Department of Respiratory Medicine, Sapporo Minami-Sanjo Hospital, Sapporo, Japan;
Department of Pathology, Sapporo Medical University School of Medicine, Sapporo, Japan.
Anticancer Res. 2023 Sep;43(9):4155-4160. doi: 10.21873/anticanres.16606.

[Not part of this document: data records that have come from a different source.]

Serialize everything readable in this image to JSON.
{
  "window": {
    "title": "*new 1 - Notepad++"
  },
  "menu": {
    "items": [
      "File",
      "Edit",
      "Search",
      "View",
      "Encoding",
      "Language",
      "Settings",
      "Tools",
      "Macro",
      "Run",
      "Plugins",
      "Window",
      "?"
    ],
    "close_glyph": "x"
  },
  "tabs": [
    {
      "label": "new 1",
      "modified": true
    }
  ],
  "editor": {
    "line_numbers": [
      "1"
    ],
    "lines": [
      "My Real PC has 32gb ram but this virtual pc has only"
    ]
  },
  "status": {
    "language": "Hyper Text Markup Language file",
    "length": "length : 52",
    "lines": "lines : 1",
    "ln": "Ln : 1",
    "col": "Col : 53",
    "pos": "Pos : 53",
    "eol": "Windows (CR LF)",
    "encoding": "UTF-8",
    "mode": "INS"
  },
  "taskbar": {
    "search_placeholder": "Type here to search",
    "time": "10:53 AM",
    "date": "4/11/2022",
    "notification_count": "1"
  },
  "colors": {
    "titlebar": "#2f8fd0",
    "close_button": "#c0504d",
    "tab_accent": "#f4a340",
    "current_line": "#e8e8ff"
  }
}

BACKGROUND/AIM: Immunotherapy using immune checkpoint inhibitors (ICIs) has revolutionized the treatment of advanced non-small cell lung cancer (NSCLC). Although several ICI options are available, the treatment regimen for NSCLC with large size tumors (large NSCLC) is controversial and the efficacy of anti-CTLA-4 antibody is unclear. This study thus investigated potential biomarkers for CTLA-4 blockade. PATIENTS AND METHODS: The correlation between tumor diameter and treatment duration was examined in patients with advanced NSCLC treated with anti-PD-1 antibody monotherapy in our institution. In addition, the ratio of tumor-infiltrating CD8 T cells and regulatory T (Treg) cells in small and large size NSCLC was also evaluated using immunohistochemical staining. Finally, the efficacy of treatment with anti-CTLA-4 antibody against large NSCLC was investigated. RESULTS: A negative correlation was found between tumor diameter and treatment duration in patients treated with anti-PD-1 antibody monotherapy. Immuno-histochemical staining revealed that Treg cell infiltration was significantly higher in large NSCLC tumors than in small tumors. Among the patients with large NSCLC, the ICI regimen including anti-CTLA-4 antibody showed significant efficacies. CONCLUSION: Anti-PD-1 antibody monotherapy might be less effective against large NSCLC due to the infiltration of Treg cells. Therefore, it might be appropriate for large NSCLC to select a treatment including an anti-CTLA-4 antibody, which can target Treg cells.
背景/目的:免疫检查点抑制剂(ICI)的免疫疗法彻底改变了晚期非小细胞肺癌(NSCLC)的治疗方法。尽管有几种 ICI 选择,但对于大肿瘤(大 NSCLC)的 NSCLC 的治疗方案仍存在争议,抗 CTLA-4 抗体的疗效尚不清楚。因此,本研究旨在寻找 CTLA-4 阻断的潜在生物标志物。 患者和方法:本研究在我院接受抗 PD-1 抗体单药治疗的晚期 NSCLC 患者中,检查了肿瘤直径与治疗持续时间之间的相关性。此外,还通过免疫组织化学染色评估了小和大 NSCLS 中肿瘤浸润性 CD8 T 细胞和调节性 T(Treg)细胞的比例。最后,还研究了抗 CTLA-4 抗体治疗大 NSCLC 的疗效。 结果:抗 PD-1 抗体单药治疗的患者中,肿瘤直径与治疗持续时间呈负相关。免疫组织化学染色显示,大 NSCLC 肿瘤中 Treg 细胞浸润明显高于小肿瘤。在大 NSCLC 患者中,包括抗 CTLA-4 抗体在内的 ICI 方案显示出显著的疗效。 结论:由于 Treg 细胞的浸润,抗 PD-1 抗体单药治疗可能对大 NSCLC 的疗效较差。因此,对于大 NSCLC,选择包括抗 CTLA-4 抗体在内的治疗方案可能是合适的,因为它可以靶向 Treg 细胞。